Compute the intersection of two polytopes in vertex representation.

Input

• P1 – polytope in vertex representation
• P2 – polytope in vertex representation
• backend – (optional, default: nothing) the backend for polyhedral computations
• prunefunc – (optional, default: nothing) function to prune the vertices of the result

Output

A VPolytope.

Notes

If prunefunc is nothing, this implementation sets it to (X -> removevredundancy!(X; tol=_ztol(eltype(P1)))).

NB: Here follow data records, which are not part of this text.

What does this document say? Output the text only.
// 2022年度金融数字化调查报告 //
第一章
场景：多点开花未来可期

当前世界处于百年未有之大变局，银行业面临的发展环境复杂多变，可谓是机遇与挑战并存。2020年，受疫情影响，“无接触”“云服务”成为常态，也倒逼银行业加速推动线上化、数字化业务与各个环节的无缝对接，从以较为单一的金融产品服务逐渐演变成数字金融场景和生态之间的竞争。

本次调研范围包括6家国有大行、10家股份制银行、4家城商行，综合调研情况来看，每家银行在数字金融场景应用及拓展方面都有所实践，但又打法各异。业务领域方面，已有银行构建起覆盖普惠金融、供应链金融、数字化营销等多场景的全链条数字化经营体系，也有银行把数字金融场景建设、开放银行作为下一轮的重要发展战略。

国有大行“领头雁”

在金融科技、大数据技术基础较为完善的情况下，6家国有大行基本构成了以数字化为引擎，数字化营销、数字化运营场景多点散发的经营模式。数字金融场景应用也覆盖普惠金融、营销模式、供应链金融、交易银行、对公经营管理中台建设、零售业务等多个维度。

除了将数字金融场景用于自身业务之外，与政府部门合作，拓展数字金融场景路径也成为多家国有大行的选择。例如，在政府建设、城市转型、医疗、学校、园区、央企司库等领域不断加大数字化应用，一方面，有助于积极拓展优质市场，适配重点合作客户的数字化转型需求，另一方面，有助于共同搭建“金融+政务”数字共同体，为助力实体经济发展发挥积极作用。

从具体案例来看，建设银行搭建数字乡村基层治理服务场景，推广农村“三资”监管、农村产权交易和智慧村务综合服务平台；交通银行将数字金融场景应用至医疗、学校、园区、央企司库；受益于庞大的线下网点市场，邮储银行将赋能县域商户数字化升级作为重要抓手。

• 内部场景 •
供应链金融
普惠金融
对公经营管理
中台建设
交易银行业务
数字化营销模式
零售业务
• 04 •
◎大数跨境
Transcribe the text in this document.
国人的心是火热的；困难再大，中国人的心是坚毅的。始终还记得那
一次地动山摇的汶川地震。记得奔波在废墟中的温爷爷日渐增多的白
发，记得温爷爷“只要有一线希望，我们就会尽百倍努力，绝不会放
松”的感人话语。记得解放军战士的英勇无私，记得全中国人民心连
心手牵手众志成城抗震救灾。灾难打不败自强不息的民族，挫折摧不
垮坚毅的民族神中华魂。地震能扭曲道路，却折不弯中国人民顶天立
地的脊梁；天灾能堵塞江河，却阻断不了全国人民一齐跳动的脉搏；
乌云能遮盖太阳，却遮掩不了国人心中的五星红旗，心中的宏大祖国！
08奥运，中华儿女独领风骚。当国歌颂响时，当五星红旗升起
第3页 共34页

minkowski_sum(X::LazySet, Y::LazySet)

Compute the Minkowski sum of two sets.

Input

• X – set
• Y – set

Output

A set representing the Minkowski sum $X ⊕ Y$.

Notes

The Minkowski sum of two sets $X$ and $Y$ is defined as

\[ X ⊕ Y = \{x + y \mid x ∈ X, y ∈ Y\}.\]

Extended help

minkowski_sum(P1::VPolytope, P2::VPolytope;
              [apply_convex_hull]=true,
              [backend]=nothing,
              [solver]=nothing)

Input

• apply_convex_hull – (optional, default: true) if true, post-process the pairwise sums using a convex-hull algorithm
• backend – (optional, default: nothing) the backend for polyhedral computations used to post-process with a convex hull; see default_polyhedra_backend(P1)
• solver – (optional, default: nothing) the backend used to solve the linear program; see default_lp_solver_polyhedra(N)

Algorithm

The resulting polytope in vertex representation consists of the vertices corresponding to the convex hull of the sum of all possible sums of vertices of P1 and P2.